CSE494pgRank
Class LinkGen

java.lang.Object
  |
  +--CSE494pgRank.LinkGen

public class LinkGen
extends java.lang.Object

Generate the Link Matrix from the files crawled. The class considers the link mapping for only the files/URL present in the repository. Any URL not crawled and stored is considered not present. LinkGen first maps all the documents to a hastable. Then it recursively goes through each document and extracts URLs that this document points to. Each extracted URL is compared to the list of URLs in hastable and discards those that are not present. Then if document A has a link to B, a entry in link table saying A->B is made. This is done for all the documents.
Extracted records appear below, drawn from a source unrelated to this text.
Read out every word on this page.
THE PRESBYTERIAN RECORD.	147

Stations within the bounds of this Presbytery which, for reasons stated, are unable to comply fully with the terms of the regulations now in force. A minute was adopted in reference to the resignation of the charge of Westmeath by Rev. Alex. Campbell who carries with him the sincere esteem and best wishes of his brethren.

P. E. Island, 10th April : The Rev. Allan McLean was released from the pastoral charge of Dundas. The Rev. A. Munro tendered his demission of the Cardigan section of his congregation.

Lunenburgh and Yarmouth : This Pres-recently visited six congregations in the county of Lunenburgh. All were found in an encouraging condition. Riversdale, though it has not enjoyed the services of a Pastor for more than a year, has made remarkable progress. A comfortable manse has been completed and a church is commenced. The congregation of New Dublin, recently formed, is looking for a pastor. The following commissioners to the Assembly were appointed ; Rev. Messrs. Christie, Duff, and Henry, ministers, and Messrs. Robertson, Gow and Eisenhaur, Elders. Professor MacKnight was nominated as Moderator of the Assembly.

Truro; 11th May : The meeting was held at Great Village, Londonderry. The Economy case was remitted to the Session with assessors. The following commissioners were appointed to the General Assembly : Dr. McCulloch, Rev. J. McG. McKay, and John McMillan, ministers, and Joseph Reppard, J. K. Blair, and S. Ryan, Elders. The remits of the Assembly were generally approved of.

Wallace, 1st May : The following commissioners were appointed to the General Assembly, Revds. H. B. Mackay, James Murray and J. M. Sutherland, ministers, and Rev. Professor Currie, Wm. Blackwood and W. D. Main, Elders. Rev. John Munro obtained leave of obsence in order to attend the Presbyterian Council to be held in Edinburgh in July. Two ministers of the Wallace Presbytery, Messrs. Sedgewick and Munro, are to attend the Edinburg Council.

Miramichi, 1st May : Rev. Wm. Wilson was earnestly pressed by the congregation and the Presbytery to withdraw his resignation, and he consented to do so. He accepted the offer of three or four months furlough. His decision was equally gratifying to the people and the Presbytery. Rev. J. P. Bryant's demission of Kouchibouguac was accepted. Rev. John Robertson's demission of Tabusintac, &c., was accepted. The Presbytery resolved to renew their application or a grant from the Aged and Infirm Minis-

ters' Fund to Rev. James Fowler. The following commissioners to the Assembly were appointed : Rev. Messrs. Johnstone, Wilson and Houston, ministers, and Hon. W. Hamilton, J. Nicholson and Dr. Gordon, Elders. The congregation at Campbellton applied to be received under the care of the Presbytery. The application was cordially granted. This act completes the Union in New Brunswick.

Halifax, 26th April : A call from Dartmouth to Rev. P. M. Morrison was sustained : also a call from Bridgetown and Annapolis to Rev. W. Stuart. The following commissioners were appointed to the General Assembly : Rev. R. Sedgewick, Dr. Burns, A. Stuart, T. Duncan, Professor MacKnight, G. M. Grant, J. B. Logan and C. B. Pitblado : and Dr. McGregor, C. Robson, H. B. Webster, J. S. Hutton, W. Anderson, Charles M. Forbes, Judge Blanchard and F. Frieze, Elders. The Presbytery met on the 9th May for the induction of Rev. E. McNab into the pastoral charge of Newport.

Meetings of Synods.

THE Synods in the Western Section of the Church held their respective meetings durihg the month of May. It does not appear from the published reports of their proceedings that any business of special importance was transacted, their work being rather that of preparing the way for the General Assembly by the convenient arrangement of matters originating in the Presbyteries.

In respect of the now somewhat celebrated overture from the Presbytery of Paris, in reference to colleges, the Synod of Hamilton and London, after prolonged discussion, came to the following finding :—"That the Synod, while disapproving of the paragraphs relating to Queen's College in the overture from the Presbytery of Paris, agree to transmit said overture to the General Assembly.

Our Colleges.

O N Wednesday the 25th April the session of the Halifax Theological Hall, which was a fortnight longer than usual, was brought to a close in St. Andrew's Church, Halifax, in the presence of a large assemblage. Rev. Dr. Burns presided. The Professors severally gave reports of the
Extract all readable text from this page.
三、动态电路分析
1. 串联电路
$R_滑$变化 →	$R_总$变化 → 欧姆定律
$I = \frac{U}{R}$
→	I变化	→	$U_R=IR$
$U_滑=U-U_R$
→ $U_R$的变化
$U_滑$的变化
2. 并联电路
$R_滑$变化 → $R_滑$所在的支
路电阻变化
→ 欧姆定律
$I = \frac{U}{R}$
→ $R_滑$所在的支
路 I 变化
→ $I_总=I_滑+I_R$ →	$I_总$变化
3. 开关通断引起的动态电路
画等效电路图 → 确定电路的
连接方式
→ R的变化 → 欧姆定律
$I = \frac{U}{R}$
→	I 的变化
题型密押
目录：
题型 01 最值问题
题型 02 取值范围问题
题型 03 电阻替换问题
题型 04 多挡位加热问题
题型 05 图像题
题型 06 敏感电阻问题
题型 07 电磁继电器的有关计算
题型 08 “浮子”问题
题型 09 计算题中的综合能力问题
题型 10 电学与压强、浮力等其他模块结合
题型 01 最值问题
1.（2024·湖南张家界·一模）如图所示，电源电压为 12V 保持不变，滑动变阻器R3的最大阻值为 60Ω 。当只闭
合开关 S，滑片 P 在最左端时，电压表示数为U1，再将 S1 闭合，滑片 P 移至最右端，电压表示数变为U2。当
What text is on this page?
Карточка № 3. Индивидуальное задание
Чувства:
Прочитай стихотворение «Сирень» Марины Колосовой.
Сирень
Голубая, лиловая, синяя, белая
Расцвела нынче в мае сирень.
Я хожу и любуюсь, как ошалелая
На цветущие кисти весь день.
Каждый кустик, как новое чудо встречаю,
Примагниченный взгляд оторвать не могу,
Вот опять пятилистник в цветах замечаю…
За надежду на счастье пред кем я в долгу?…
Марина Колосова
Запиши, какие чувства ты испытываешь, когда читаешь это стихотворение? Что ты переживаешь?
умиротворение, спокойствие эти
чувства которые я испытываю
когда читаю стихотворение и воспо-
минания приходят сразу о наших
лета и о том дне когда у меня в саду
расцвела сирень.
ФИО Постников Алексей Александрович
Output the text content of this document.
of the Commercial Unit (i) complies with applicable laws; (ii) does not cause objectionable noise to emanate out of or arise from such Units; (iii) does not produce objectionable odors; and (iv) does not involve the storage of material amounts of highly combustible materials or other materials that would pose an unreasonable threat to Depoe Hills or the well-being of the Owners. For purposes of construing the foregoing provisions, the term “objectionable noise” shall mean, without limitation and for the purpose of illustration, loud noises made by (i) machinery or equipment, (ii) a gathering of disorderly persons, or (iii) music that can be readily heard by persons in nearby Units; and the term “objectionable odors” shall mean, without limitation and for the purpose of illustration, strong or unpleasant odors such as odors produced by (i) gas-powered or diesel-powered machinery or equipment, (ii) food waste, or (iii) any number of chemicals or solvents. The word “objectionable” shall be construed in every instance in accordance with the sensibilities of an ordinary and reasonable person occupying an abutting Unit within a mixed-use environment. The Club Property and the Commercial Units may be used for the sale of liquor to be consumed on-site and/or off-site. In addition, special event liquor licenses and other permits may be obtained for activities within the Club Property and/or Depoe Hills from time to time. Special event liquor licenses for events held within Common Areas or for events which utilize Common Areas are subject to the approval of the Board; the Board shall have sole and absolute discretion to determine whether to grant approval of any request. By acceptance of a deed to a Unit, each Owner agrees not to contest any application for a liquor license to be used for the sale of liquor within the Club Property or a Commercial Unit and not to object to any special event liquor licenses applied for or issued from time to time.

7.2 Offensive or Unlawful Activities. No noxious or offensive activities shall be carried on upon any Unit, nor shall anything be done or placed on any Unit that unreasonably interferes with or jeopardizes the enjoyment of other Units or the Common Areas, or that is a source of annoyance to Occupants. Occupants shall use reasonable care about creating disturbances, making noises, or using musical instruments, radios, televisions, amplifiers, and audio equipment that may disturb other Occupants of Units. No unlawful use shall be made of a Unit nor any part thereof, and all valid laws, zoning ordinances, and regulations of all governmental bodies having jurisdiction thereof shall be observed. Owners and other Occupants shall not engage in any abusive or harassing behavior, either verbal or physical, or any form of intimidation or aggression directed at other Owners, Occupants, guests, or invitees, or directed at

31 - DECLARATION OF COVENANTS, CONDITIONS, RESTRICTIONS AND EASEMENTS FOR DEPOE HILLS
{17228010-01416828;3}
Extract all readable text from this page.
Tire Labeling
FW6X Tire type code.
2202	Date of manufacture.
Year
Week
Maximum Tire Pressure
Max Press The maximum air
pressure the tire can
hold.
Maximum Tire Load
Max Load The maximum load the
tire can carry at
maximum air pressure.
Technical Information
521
The link matrix so generated is stored in a file.


Constructor Summary
LinkGen(java.lang.String repository)
          Constructor that accepts directory name where crawled webpages are stored
 
Method Summary
 void linker()
          Method to generate the link matrix from the files stored in repository.
static void main(java.lang.String[] args)
          Should be called as: java LinkGen Crawled_Files_Directory (without the ending '/').
 
Methods inherited from class java.lang.Object
clone, equals, finalize, getClass, hashCode, notify, notifyAll, toString, wait, wait, wait
 

Constructor Detail

LinkGen

public LinkGen(java.lang.String repository)
Constructor that accepts directory name where crawled webpages are stored

Method Detail

linker

public void linker()
Method to generate the link matrix from the files stored in repository.


main

public static void main(java.lang.String[] args)
Should be called as: java LinkGen Crawled_Files_Directory (without the ending '/'). Calls the methods to generate and store a link matrix.